После работы мы ходили гулять, ведь зима понемногу ослабляла свою тираническую хватку. Чем дальше мы уходили от Юнион-сквер, тем более раскованным становился Джейк. К тому времени, когда мы проходили Хьюстон на юге, или улицу «А» на востоке, он уже был хозяином города.
Он водил меня в свои бары. Он становился терпеливым, сентиментальным, иногда неуверенным в себе. Он терпеть не мог заведения, где работали молодые бармены. Все бармены, кого он знал, звались Бадди, Бустер или Чарли – любое имечко, каким назовешь верного пса. Он ненавидел бары, где за счет обстановки создали ощущение старины. Он любил бары, которые были взаправду старыми, где лоск совершенно стерся, где потрескалась плитка и отставала краска от стен. Никаких диджеев. Никакой карты коктейлей. Он ходил в такие бары, но никогда не засиживался.
В «Миледи» Джейк называл барменшу Грейс, и для нас всегда находились свободные места. В «Милане» на Хьюстон под столом спал питбуль, а у двери выстраивались напомаженные скейтбордисты-профи и их девчонки-модели. В баре «Марс» стены пропитались мочой, я была единственной женщиной, и мужчины не обращали на меня внимания. Деликатная экосистема стариков, дэт-металл, выпивки и поразительно умиротворенной анархии.
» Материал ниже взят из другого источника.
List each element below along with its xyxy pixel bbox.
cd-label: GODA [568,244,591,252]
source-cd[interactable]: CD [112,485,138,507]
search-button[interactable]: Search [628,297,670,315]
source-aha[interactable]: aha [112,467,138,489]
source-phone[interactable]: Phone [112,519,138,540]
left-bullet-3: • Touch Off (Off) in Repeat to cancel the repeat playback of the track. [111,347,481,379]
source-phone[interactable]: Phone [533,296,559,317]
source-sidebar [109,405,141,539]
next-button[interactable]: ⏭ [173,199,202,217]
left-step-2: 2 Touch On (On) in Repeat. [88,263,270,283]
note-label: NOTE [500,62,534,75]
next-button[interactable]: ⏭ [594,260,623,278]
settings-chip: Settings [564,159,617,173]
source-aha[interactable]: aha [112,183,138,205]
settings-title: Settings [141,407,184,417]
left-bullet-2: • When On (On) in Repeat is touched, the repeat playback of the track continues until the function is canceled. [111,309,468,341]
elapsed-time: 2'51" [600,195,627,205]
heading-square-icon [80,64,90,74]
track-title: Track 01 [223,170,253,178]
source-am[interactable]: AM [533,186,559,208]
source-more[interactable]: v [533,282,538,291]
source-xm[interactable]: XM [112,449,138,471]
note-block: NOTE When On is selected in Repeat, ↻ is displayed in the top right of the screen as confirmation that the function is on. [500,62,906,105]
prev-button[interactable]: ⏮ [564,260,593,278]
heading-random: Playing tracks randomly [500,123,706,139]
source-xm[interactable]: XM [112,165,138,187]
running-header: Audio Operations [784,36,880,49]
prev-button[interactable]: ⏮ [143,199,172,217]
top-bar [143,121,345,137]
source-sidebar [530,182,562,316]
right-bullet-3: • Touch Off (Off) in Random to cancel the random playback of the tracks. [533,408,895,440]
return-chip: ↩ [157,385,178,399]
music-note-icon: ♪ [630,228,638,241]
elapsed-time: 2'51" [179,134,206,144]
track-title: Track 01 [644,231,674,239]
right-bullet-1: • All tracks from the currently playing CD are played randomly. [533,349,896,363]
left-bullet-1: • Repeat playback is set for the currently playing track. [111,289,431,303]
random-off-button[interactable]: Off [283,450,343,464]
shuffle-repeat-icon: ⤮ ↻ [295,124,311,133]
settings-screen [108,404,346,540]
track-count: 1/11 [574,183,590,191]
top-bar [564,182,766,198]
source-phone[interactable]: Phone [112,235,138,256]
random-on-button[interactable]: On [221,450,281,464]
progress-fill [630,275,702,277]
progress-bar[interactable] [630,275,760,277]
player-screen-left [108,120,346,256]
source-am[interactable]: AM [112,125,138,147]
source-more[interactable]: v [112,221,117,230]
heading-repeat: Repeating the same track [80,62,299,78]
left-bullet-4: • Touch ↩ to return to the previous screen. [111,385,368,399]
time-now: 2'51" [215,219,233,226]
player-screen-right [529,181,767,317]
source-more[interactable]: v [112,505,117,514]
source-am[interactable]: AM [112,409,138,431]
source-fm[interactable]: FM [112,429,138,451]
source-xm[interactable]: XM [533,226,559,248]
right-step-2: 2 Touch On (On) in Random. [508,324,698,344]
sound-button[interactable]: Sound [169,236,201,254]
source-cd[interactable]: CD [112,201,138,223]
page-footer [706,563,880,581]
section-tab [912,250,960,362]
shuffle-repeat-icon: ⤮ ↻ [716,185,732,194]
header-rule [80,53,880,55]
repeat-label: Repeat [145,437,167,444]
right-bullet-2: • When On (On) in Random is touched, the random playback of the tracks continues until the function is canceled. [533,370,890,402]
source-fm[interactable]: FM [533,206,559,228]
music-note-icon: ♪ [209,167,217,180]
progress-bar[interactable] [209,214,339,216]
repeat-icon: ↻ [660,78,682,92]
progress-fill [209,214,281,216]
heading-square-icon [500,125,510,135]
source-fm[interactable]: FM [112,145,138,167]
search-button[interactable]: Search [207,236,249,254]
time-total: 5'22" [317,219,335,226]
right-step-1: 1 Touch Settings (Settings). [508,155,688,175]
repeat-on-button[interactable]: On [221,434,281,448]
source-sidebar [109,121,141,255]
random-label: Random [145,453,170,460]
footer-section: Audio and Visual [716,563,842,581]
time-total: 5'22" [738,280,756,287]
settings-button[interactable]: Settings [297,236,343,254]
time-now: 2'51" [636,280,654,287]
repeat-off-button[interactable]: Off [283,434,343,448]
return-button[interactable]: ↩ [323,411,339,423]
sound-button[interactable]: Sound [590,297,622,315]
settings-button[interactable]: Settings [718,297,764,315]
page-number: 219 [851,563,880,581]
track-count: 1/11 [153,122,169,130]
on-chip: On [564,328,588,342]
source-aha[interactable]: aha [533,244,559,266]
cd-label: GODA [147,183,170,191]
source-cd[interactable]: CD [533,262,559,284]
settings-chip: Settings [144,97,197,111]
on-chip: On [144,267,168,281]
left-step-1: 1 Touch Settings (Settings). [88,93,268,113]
В «Софии» на Восточной 5-й работал по вторникам Бретт, друг Джейка с «давних времен», – последнее, на мой взгляд, могло иметь два толкования: либо они вместе крали что-то по мелочам, либо на пару лечились от какой-нибудь зависимости, поскольку ни один из них не желал говорить о тех днях. Бретт сварливо и покорно тянул свое пиво, поглядывая одним глазом на крутившихся по телику над барной стойкой «Симпсонов». Джейк то и дело совал мне четвертаки, чтобы я ходила к музыкальному автомату, и всякий раз, когда я выбирала песню, хватался руками за голову и стонал.
– Дело что, в генетике? Женщины вообще не способны понять музыку? Это же дерьмо, полное дерьмо, и тебе оно нравится?
– Это хорошая песня. Под нее под венец можно пойти.
Под венец и Джейк! Он зажал руками уши.
– Ты с ума сошла, мать твою, от твоих песен сдохнуть хочется!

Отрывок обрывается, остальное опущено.